A literatura heroica nem sempre nomeava suas armas; na Grécia Antiga, Homero descreve em detalhes o escudo e a lança de Aquiles, mas não lhes dá nomes. Ele também não nomeia o arco crucial de Odisseu: a arma que permite a Odisseu demonstrar sua própria identidade, seu próprio nome ao retornar a Ítaca, funciona anonimamente na história. O caso é diferente nas histórias e mitos do norte da Europa medieval, onde o nome de uma arma, especialmente de uma espada, conferia-lhe uma identidade, quase uma personalidade. A estudiosa de Tolkien Janet Brennan Croft [en] escreve que o nome "marca uma arma como uma relíquia que conecta gerações e legitima o herdeiro que a possui".[4] Cerca de 200 nomes de espadas estão registrados em escritos medievais, alinhados com a prática nórdica de nomear objetos em histórias, como a corrente feita pelos anães Gleipnir, que prendia inquebravelmente o lobo gigante Fenrir.[4]

Espadas poderosas

A inscrição da Espada de Sæbø [en][5]
Runas em prata na espada de Sæbô do século VIII.
A inscrição rúnica foi interpretada como lida da direita para a esquerda Oh Þurmuþ, "Þurmuþ me possui", com a suástica representando "Thor".

Essas armas eram elogiadas tanto por sua força quanto por sua história. Por exemplo, Nægling é repetidamente descrita com epítetos como "afiado", "reluzente", "brilhante", "poderoso" e "forte", enquanto sua história é explicitamente evocada em frases como "excelente espada antiga", "relíquia antiga" e "velha e cinzenta".[6] Elas poderiam ter poderes mágicos: Excalibur brilha[2]

de forma tão brilhante aos olhos de seus inimigos que emitia luz como trinta tochas, e com isso ele os repeliu e matou muitas pessoas.[7]

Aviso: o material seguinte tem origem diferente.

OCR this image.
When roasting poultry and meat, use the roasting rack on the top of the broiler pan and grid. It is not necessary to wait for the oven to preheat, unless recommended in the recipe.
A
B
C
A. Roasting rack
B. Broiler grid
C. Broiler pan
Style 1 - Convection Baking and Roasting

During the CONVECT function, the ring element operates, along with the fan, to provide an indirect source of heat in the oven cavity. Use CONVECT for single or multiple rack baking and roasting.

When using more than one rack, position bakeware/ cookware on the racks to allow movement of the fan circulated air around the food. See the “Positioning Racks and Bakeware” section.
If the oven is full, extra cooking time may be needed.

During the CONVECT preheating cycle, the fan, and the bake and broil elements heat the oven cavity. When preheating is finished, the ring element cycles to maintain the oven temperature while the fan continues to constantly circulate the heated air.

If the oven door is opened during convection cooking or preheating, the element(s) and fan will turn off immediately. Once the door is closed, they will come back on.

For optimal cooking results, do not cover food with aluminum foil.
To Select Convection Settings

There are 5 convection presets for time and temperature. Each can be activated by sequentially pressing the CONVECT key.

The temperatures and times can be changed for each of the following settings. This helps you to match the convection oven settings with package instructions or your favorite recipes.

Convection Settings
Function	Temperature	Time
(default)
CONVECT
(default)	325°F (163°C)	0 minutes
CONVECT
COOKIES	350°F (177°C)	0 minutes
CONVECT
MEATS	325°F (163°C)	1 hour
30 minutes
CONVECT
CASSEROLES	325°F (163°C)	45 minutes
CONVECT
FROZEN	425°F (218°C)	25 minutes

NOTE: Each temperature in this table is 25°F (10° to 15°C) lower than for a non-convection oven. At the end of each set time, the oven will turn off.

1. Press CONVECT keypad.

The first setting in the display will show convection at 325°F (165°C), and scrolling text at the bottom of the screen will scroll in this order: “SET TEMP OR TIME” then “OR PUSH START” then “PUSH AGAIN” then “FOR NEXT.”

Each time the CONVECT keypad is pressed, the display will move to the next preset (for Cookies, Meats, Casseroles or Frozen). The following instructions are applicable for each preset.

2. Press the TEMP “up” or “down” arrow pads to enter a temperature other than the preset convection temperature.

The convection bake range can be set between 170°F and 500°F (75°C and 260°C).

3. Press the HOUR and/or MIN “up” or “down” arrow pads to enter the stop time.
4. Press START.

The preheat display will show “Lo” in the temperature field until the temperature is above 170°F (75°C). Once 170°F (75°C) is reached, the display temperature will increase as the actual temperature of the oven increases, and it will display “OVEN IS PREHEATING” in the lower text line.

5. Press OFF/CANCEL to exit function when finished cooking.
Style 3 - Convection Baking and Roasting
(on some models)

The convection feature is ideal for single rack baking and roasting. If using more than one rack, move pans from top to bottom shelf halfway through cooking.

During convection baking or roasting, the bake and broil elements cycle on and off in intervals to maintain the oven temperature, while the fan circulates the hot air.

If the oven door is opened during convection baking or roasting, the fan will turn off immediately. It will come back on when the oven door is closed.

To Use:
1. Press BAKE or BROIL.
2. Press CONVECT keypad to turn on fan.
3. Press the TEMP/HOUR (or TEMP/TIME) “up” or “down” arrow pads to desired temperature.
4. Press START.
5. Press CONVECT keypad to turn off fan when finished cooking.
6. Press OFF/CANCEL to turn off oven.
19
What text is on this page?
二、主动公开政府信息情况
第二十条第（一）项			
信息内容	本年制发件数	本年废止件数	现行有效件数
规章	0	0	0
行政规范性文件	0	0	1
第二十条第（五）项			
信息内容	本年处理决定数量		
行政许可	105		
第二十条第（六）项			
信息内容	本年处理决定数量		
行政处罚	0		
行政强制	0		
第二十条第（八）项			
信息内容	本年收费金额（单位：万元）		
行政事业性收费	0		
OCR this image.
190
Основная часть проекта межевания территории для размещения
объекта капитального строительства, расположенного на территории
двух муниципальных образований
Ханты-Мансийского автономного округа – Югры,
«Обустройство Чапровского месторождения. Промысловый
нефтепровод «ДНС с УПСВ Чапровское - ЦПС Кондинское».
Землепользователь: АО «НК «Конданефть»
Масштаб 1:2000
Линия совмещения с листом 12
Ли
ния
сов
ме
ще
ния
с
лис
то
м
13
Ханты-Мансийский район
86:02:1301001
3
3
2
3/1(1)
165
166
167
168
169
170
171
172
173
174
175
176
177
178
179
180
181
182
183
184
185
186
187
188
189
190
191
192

Na Mitologia nórdica, uma espada pode brilhar como o sol, como na Edda Poética: "Surt vem do sul / Com chamas tremeluzentes; Brilha de sua espada / O sol do deus do Val-deus."[8]

As espadas poderiam ser relíquias dentro de uma família real ou recuperadas de tesouros antigos, em ambos os casos tendo uma linhagem e uma história próprias.[3] Uma lâmina de espada poderia ser adornada com runas; essas podiam atribuir poder, história e encantamentos mágicos [en] à arma, assim como Sigurd foi instruído a gravar runas de sabedoria e vitória em sua espada Gram.[3][9] O historiador de armas Ewart Oakeshott [en] descreveu a espada como possuindo "uma mística potente que a coloca acima de qualquer outro objeto feito pelo homem".[2] As espadas tinham dois atributos que as tornavam especialmente valorizadas: eram caras para fabricar e eficazes como armas.[4][10]

Na Terra Média

Armas de poder

Tolkien nomeou muitas armas, principalmente espadas, mas também incluindo Aeglos, a lança do rei elfo Gil-galad; Belthronding, o arco de Beleg;[4] Dramborleg, o machado de Tuor;[4] e Grond, o nome tanto do aríete maligno de Minas Morgul quanto da maça do primeiro Senhor do Escuro, Morgoth, em seus escritos sobre a Terra Média.[3] Como nos épicos medievais, a espada, em particular, simbolizava o heroísmo e a posição de seu portador. Como a estudiosa de Tolkien Verlyn Flieger [en] afirmou, a espada "proclama o surgimento do herói";[11] além disso, "os destinos da espada e do homem estão ligados, e a destruição de uma sinaliza o fim do outro".[3][2][11]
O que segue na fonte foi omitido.